What impressive dedication! Compared to the obstacles you hurled yourself at for years, the much-vaunted difficulty of getting a book published looks very small fry indeed.

It's clearly time you had an ambition just for yourself, and best of luck with that one.

Nicola Slade said...

Cat, that sounds like a publishable memoir in the making! The absolute antithesis of the 'misery memoir' because it's such an inspiring record of one woman's perseverance. And surely all that effort, all those letters, gradually impinged on people? Made them think?
Things (we hope) are different nowadays and surely improving? Would it be worth sounding out a publisher?

Dropped over from the party with greetings from my moggies: Blind Dylan (nearly 17) and Fat Ed (10 yrs old and weighs over 14lb!)

Jo Treggiari said...

I agree with what others have written here. Such tenacity and perseverance, and you're obviously an accomplished writer, so get cracking on that book. Good luck!

Jen Campbell said...

Cat, it was a pleasure to read your story. Having read your blog before, like Nicola, I didn't know these details and it was an incredibly moving read. You also put me to shame with your proactivity.

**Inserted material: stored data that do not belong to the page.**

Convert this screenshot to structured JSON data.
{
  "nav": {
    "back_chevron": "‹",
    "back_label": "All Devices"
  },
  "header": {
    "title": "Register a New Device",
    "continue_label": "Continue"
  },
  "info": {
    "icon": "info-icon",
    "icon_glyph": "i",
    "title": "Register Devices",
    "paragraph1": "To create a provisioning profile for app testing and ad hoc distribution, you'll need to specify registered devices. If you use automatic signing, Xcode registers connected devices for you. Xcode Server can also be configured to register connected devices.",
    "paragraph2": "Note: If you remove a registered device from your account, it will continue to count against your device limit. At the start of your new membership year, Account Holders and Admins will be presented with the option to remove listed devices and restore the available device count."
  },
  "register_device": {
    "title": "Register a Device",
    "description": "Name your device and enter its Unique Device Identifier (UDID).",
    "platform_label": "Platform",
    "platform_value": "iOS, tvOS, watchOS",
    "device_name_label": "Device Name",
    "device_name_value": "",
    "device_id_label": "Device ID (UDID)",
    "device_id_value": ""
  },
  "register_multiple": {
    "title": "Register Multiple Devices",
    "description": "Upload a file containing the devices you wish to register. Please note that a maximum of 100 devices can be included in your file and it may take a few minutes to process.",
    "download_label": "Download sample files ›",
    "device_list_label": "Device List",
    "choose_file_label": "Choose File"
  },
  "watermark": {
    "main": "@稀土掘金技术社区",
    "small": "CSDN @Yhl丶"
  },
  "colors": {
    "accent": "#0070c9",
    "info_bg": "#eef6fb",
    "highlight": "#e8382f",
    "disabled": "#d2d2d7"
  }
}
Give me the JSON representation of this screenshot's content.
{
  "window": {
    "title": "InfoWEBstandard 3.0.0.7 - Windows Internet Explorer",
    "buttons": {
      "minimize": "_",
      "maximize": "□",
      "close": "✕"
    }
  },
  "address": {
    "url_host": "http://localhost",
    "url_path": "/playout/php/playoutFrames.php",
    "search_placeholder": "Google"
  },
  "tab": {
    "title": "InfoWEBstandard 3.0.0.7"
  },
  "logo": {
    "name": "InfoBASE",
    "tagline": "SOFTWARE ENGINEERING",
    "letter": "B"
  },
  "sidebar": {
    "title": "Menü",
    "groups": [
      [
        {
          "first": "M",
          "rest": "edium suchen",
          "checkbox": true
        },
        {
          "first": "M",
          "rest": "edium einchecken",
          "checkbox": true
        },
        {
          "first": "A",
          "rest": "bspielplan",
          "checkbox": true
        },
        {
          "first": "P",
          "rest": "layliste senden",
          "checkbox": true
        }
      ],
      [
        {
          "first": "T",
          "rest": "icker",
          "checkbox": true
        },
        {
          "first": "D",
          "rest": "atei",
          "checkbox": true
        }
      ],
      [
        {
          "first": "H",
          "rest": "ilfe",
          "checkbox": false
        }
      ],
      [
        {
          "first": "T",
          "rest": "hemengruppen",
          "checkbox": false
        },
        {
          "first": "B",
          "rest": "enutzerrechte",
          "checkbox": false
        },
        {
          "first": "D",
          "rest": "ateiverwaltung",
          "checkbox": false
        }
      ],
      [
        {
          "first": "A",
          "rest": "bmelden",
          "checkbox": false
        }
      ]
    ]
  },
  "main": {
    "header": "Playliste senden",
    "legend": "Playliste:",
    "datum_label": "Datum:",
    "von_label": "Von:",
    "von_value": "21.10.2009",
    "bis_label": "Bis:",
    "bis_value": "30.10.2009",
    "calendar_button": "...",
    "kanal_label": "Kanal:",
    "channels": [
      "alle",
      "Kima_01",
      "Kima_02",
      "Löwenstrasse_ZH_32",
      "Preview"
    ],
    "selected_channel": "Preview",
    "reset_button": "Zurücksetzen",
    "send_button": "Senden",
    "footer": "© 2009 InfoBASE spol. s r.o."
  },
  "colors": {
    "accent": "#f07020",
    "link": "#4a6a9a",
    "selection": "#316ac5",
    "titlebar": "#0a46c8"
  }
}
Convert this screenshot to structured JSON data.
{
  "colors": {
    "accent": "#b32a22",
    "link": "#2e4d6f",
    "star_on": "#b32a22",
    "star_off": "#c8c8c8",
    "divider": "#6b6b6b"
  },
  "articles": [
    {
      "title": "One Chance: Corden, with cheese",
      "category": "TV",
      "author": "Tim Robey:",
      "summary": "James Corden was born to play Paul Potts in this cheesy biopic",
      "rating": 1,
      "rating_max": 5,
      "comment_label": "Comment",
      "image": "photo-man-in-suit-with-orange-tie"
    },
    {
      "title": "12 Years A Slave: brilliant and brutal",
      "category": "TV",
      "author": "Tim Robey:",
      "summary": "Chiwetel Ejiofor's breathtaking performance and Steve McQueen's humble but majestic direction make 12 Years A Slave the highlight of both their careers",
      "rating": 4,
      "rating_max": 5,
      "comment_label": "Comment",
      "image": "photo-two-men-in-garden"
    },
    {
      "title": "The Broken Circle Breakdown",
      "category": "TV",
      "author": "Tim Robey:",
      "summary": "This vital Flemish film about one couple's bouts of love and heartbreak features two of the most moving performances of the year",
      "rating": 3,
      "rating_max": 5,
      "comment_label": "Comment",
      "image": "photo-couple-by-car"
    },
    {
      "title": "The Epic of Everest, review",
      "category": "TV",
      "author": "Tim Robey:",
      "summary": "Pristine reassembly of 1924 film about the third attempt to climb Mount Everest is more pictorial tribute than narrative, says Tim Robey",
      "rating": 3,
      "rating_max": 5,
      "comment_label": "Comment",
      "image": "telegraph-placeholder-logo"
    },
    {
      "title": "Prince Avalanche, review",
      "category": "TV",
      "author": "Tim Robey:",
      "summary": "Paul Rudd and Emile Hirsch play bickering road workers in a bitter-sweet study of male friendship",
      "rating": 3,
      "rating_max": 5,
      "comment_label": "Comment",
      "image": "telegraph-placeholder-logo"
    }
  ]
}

I'm amazed by how much you have done.

Good luck for your writing, I have everything crossed xx

Michelle said...

What a good idea to share your life story on your blog! It really does help readers get a sense of who you are.

Ellen Brickley said...

Cat, I popped over from my blog, thanks for the comment :)

I just wanted to say how much I applaud and respect your determination, and I wish you the very best of luck with writing a book. Let us all know how it goes!